How SQLFire Replicates Tables

SQLFire replicates every single row of a replicated table synchronously to each table replica in the target server group(s). With synchronous replication, table reads can be evenly balanced to any replica in the cluster, with no single member becoming a contention point.

SQLFire replicates data to all peers in the server groups where the table was created. Replication occurs in parallel to other peers over a TCP channel.

SQLFire replicates table data both when a new table is initialized in a cluster and when replicated tables are updated.

Replication at Initialization

When a non-persistent ("memory only") replicated table is created in a peer or server, it initializes itself using data from another member of the server group that hosts the table. A single data store member in the server group is chosen, and data for the table is streamed from that member to initialize the new replica. If the selected member fails during the replication process, the initializing process selects a different member in the server group to stream the data.

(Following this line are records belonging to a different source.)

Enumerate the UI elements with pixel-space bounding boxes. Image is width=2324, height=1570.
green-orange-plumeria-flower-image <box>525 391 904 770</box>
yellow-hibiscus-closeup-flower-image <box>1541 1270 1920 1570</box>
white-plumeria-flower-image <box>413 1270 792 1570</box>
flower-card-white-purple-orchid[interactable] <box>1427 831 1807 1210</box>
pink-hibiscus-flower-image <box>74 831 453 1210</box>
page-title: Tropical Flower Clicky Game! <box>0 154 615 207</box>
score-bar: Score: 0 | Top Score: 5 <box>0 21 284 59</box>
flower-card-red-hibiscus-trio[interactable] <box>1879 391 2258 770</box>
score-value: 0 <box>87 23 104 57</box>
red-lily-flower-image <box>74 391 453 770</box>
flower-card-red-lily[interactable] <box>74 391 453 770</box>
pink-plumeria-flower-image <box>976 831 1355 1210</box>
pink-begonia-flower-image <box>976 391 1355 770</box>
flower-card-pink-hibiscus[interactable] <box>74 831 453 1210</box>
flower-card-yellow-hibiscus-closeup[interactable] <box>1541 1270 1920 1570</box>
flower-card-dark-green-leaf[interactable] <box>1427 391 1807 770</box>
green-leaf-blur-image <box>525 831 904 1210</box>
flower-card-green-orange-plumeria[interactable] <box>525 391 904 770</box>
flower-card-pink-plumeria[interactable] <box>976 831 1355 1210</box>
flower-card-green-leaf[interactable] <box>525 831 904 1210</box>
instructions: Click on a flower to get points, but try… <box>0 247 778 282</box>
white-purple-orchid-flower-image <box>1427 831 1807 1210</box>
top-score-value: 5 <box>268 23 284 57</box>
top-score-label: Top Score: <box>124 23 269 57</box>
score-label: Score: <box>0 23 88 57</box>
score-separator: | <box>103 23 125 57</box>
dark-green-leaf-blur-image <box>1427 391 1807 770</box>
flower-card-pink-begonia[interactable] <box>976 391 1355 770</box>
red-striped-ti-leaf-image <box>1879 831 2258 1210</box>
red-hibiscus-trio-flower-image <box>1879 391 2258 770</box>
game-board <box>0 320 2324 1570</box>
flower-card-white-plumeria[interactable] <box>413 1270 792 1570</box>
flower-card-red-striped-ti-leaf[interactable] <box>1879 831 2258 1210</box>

Replication During Updates

When an application updates a replicated table, SQLFire distributes the update to all replicas in parallel, utilizing the network bandwidth between individual members of the cluster. The sending peer or server locks the updated row locally, and then distributes the update to the replicas. After each of the replicas processes the update and responds with an acknowledgment message, the originating SQLFire peer returns control to the application. The update process is conservative in order to ensure that all copies of a replicated table contain consistent data. Each receiver processes the update entirely, applying constraint checks if necessary and updating the local table data, before responding with an acknowledgment. Each operation on a single row key is performed atomically per replica, regardless of how many columns are being read or updated.